The film's content contains such aspects.
Journalist Gary Webb's (Jeremy Renner) life becomes a paranoid misery after he writes a story about the Reagan Administration's possible flagrantly hypocritical role in its war on drugs, applauded and awarded at first before failing to gain traction due to its extremely controversial nature.
He's cast out.
The film's form doesn't match this content well, however, as it follows Webb's path too closely, making it too comfortable and accessible by streamlining its focus.
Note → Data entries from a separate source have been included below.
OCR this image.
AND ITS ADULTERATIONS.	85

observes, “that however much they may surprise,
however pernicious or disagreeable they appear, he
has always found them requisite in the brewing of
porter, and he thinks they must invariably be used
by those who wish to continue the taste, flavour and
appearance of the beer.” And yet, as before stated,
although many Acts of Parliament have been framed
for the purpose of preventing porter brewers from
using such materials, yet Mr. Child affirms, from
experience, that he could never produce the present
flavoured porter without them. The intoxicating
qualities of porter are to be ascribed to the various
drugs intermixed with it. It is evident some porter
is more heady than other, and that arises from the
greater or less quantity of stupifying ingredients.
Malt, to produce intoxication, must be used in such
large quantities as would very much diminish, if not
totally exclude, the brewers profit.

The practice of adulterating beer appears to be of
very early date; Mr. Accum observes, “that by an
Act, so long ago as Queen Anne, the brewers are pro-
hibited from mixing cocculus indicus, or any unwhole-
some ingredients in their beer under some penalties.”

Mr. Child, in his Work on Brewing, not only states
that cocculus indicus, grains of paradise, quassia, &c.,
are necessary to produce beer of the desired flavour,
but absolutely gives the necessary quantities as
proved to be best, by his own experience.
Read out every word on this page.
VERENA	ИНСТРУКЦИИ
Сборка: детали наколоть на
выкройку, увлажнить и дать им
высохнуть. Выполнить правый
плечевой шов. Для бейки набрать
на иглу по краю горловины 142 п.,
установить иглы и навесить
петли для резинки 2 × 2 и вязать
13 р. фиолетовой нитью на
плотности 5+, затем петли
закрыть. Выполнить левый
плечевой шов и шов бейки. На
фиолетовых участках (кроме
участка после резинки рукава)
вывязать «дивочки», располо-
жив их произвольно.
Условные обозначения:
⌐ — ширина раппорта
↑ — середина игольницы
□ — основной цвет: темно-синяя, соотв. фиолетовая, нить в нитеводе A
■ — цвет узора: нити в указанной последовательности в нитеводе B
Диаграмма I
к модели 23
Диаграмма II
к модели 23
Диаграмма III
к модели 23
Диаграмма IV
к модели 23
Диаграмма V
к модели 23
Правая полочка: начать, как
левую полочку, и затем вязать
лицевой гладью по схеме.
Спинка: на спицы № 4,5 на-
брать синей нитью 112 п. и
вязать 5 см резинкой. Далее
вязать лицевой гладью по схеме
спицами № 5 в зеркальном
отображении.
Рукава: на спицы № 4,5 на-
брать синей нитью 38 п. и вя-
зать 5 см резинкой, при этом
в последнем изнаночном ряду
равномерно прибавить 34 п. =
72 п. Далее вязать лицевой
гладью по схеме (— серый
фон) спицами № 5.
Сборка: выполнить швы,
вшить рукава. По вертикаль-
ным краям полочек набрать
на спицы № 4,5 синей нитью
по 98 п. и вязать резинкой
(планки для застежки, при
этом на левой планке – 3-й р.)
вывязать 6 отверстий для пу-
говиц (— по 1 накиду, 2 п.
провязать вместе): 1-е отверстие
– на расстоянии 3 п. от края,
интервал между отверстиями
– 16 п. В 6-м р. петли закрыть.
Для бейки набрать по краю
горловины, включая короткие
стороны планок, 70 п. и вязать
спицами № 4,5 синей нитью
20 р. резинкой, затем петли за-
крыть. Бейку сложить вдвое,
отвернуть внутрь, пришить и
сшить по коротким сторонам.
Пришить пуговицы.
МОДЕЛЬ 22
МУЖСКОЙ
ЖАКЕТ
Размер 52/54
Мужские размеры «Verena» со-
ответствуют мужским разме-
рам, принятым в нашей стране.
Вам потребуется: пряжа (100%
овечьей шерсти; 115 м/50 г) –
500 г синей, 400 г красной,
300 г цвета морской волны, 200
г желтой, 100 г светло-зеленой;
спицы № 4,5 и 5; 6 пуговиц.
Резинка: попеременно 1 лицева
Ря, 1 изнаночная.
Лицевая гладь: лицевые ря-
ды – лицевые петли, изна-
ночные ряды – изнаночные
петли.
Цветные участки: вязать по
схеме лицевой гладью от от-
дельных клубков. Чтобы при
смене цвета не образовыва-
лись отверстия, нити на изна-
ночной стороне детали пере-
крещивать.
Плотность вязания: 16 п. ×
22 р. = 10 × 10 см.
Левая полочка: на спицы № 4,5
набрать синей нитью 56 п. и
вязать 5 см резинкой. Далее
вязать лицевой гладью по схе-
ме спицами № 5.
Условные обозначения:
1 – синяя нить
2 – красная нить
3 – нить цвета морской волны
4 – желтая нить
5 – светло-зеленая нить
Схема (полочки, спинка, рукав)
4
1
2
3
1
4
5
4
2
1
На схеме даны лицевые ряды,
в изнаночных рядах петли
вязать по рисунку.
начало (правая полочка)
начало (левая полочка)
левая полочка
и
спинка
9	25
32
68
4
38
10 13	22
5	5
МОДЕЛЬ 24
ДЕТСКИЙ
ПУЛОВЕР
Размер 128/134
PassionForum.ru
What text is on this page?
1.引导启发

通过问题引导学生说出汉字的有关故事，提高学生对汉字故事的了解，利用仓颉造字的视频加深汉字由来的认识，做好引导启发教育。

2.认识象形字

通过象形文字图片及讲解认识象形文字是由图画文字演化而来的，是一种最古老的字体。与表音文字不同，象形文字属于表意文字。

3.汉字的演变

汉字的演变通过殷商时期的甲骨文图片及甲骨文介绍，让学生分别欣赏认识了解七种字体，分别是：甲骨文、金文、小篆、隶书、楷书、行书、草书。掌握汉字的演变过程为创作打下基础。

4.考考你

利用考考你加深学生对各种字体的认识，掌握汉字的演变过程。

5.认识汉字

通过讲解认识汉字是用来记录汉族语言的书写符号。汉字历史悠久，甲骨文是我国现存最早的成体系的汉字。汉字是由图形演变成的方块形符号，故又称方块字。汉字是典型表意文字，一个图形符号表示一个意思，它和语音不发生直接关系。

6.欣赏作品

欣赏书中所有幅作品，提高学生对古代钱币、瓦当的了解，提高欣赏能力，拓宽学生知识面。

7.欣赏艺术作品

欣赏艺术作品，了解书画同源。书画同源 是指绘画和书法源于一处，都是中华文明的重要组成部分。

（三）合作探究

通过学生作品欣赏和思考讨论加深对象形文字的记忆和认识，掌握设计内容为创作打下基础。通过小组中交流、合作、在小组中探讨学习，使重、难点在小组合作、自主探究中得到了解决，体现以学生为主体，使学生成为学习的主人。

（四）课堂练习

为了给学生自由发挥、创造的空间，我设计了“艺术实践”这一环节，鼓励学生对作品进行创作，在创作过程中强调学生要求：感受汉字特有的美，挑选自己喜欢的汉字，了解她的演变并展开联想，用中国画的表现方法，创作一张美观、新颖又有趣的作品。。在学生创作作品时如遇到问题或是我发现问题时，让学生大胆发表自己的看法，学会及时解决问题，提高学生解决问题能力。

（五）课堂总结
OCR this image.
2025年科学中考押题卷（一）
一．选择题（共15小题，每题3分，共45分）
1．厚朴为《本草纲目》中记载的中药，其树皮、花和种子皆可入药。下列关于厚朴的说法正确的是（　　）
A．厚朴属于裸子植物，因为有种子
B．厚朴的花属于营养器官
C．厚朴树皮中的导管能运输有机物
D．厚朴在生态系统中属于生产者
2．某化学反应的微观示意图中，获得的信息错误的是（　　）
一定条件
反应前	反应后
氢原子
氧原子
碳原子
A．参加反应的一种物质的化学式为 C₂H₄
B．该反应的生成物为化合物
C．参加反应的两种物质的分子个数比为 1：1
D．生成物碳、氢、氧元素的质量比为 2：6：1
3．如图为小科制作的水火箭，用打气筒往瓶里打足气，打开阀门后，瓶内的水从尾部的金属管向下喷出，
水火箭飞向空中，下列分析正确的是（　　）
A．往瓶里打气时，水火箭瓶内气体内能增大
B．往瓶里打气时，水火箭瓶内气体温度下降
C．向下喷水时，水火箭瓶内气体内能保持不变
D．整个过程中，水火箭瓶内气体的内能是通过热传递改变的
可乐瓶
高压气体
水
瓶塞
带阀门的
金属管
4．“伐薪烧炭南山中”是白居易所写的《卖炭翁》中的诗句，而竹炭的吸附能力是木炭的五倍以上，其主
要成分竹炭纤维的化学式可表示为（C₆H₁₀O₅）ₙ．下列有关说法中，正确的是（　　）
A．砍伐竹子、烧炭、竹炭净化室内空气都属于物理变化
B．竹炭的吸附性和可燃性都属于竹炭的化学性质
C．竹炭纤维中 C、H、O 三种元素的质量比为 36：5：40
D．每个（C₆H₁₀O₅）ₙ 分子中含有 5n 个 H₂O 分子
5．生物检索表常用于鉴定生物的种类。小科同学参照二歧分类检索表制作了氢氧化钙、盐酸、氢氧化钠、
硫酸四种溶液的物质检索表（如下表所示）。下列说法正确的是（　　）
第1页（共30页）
Had a number of scenes been introduced to take the emphasis away from Webb, in order to diversify its plot by complicating its narrative structure, thereby examining the film's politics, the film's deeper issues, more variably, Kill the Messenger would have been more captivating in my opinion.
Scenes on the ground examining the contemporary Nicaraguan situation, the results, perhaps.
There are some slight diversifications but they're too residual to effectively detach themselves from the storyline and create a compelling subconscious dialogue.
The subject matter they present is still important however.
Undeniably, Webb's life ended in tragedy after he pursued the truth with the highest possible goals.
This fact is emphasized in the film.
Which functions as both enlightened tragedy, and cautionary tale.